Pergunta – Diante desse conceito de comunicaçao pública, o Sr. diz no livro (“Em
Brasília, 19 horas”) que a TV Pública é algo que nao é possível de existir. Vale para rádio
também?
Bucci – Vale, vale. Eu falo de radiodifusão. E acho que não existe. Nós temos alguns
“ensaios” disso, a TV Cultura e a Rádio Cultura, atualmente, um pouco – e depois que eu
saí –, a TV Brasil – que é hoje uma televisão melhor do que a que existia no meu tempo,
é mais bem feita, tem mais alcance nacional, tem um conteúdo mais independente do que
eu consegui fazer, e é hoje, possivelmente, a melhor experiência que nós temos depois da
137
TV Cultura – que eu ainda reputo como sendo a principal experiência de rádio e televisão
pública no Brasil.
Pergunta – Voltando à Radiobrás, o Sr. pode concluir, a partir da sua experiência, que
era possível fazer um jornalismo na empresa e na Voz do Brasil especificamente?
Bucci – Acho que não, mas isso precisa ser circunstanciado. A primeira coisa que precisa
ser dita: é possível fazer jornalismo numa empresa pública? Existe uma grande discussão
a respeito. E a minha resposta é sim.
O conceito de empresa pública é um pouco “alargado”, porque ela pode ser uma estatal,
como pode ser uma empresa da sociedade, mas com características de ser pública por não
ser comercial, e por ser de uma gestão aberta, com um Conselho, com uma gestão
fiscalizada pelos poderes públicos, por diversos instrumentos, entre eles o próprio
Ministério Público, pelas casas legislativas. São critérios que afiançam essa questão.

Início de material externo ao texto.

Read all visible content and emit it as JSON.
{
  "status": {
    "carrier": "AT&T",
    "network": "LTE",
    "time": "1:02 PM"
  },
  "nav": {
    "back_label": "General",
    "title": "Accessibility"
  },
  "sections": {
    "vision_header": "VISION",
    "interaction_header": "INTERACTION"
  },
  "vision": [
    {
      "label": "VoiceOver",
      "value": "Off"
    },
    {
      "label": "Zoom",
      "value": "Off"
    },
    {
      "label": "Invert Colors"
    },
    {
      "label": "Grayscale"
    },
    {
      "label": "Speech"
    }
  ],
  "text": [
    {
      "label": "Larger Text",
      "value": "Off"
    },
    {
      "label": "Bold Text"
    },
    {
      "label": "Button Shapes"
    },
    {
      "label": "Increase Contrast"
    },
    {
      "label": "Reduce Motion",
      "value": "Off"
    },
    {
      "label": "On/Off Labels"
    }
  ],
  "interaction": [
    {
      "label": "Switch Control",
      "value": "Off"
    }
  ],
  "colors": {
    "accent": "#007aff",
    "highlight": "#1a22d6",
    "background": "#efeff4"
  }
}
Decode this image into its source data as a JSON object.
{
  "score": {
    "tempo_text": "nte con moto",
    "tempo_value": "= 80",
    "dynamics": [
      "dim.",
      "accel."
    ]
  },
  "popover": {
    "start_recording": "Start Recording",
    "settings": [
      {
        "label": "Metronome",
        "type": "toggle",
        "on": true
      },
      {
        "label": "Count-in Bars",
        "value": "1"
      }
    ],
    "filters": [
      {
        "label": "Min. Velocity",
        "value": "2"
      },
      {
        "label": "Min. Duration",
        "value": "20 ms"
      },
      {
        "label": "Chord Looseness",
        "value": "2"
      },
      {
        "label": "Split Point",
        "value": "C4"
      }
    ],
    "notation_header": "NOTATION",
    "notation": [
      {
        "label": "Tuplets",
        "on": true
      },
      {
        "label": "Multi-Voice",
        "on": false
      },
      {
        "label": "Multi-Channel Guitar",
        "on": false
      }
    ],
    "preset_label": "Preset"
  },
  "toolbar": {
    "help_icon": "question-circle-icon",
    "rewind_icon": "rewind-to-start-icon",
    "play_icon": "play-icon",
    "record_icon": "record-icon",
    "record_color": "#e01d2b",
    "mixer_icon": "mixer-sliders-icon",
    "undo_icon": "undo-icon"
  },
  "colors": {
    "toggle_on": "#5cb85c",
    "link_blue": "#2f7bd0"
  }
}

O que me leva a dizer que é possível fazer jornalismo numa organização desse tipo: além
da BBC, da Radio France, que são experiências conhecidas e com passado incontestável,
existem experiências muito boas e contemporâneas na National Public Radio, NPR, que
pratica um jornalismo de altíssimo nível.
Eles não são empresas estatais, mas eles são claramente empresas públicas, garantidas
por regimes públicos, ou seja, por regramentos de ordem pública – inclusive a lei – e com
um lugar na radiodifusão assegurado nos Estados Unidos pelo marco regulatório daquele
mercado que é de responsabilidade do FCC, uma agência reguladora que já tem 80 anos.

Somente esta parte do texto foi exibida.